La Norvège affiche un des taux d’incarcération les plus faibles d’Europe. Alors que la moyenne européenne s’établit à 124 prisonniers pour 100.000 habitants de 2004 à 2006, le pays des fjords affiche un score de 66 prisonniers pour 100.000 habitants sur la même période, se classant ainsi au troisième rang derrière l’Islande et la Slovénie1.

Bénéficiant également d’un faible taux de criminalité (une comparaison difficile à chiffrer tant les méthodes de recoupement des crimes et délits divergent selon les pays, d’après Interpol), la Norvège s’autorise régulièrement à expérimenter de nouvelles méthodes de détention, comme à Bastoey, où l’accent est mis sur l’éducation plutôt que la répression.

En pratique

Dès 1997, les administrateurs du centre pénitentiaire de Bastoey (créé en 1984 sur les fondations d’un ancien orphelinat) décident de faire de leur prison à ciel ouvert un modèle de réinsertion par la nature et le travail. Dix ans plus tard, la « première prison écologiste et humaniste au monde » est officiellement reconnue comme telle par le gouvernement norvégien.

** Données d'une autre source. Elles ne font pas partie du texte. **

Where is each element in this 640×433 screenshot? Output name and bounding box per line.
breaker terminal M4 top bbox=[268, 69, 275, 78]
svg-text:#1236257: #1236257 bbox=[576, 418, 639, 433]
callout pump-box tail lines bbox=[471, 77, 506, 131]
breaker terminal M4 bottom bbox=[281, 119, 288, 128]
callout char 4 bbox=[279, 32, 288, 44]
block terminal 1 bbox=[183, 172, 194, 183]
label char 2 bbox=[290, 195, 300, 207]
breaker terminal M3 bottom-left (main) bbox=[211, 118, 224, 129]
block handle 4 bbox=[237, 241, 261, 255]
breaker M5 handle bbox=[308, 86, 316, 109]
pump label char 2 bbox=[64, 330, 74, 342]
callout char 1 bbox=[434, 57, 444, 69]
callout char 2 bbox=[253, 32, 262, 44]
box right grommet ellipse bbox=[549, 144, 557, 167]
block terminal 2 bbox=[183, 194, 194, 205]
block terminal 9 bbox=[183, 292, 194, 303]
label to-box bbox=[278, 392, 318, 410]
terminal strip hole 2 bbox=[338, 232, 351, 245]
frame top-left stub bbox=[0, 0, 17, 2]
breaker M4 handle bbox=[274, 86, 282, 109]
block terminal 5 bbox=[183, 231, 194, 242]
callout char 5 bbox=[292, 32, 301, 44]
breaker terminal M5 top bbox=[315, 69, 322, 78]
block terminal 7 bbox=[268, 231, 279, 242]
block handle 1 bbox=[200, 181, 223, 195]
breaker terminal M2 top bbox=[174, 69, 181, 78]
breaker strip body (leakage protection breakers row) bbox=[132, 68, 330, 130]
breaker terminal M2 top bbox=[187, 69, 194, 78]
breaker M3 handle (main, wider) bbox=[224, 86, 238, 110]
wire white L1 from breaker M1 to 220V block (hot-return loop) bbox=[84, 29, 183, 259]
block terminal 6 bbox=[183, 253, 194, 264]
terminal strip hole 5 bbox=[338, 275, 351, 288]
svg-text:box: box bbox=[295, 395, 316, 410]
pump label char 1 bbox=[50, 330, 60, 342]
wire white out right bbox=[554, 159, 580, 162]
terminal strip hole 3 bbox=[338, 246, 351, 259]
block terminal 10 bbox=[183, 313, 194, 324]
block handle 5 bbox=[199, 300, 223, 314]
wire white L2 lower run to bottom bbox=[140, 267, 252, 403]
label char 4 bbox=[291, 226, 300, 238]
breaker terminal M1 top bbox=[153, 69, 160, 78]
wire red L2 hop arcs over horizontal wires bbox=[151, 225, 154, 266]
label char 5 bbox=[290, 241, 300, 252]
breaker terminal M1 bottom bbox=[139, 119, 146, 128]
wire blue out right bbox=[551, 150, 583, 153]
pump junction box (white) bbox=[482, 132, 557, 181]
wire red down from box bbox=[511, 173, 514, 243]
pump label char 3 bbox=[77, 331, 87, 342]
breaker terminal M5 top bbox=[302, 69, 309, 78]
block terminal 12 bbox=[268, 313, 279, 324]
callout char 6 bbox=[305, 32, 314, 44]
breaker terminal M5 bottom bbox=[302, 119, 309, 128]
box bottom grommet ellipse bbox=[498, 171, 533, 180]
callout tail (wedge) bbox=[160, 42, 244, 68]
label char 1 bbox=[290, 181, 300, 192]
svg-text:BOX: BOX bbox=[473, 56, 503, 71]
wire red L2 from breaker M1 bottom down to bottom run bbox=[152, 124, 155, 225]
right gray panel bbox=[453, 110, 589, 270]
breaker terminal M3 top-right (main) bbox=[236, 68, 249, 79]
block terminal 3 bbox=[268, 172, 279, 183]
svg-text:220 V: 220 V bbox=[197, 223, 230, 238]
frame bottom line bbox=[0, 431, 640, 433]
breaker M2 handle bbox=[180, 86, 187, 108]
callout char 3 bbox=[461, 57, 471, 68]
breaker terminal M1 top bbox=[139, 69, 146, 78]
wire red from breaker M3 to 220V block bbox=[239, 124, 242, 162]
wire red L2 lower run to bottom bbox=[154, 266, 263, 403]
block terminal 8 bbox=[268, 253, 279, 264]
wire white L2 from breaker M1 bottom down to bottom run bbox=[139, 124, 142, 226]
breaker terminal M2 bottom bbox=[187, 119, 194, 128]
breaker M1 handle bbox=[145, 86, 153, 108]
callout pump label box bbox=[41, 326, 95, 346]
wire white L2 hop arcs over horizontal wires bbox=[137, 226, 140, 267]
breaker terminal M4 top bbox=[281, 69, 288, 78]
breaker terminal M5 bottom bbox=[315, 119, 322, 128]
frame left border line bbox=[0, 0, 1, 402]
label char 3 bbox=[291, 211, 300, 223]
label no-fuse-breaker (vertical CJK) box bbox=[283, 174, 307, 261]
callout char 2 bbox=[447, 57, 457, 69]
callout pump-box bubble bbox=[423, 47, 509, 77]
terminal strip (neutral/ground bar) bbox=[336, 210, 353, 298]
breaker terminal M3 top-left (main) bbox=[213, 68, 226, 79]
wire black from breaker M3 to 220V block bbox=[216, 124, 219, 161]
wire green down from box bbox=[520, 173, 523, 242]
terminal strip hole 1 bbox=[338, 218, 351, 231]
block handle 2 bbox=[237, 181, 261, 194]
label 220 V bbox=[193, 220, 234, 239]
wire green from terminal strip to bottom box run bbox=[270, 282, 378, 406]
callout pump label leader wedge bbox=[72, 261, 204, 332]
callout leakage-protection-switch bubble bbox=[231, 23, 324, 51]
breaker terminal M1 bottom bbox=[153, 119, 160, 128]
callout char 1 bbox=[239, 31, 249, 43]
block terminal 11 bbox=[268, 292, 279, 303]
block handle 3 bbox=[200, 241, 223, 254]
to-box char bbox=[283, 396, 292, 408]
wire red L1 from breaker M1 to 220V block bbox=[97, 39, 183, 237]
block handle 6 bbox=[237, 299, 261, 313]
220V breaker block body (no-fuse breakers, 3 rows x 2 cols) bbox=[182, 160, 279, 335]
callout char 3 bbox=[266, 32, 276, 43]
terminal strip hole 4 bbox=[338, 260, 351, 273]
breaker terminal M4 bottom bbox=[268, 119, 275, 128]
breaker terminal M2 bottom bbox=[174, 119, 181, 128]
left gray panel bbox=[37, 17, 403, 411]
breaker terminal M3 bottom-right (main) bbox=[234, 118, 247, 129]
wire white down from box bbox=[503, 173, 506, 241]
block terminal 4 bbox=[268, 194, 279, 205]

Petits truands ou criminels en fin de peine, ils sont 115 détenus à vivre en pleine nature, dans des bungalows en bois sans barbelés ni barreaux. La plupart proviennent de centres de détention fermés et ont été transférés à Bastoey afin de préparer leur remise en liberté. La prison propose un parcours de réinsertion s’échelonnant de quatre mois à cinq ans selon les détenus. Six jours par semaine, de 8 heures à 15 heures, tous les pensionnaires travaillent pour subvenir aux besoins de la prison.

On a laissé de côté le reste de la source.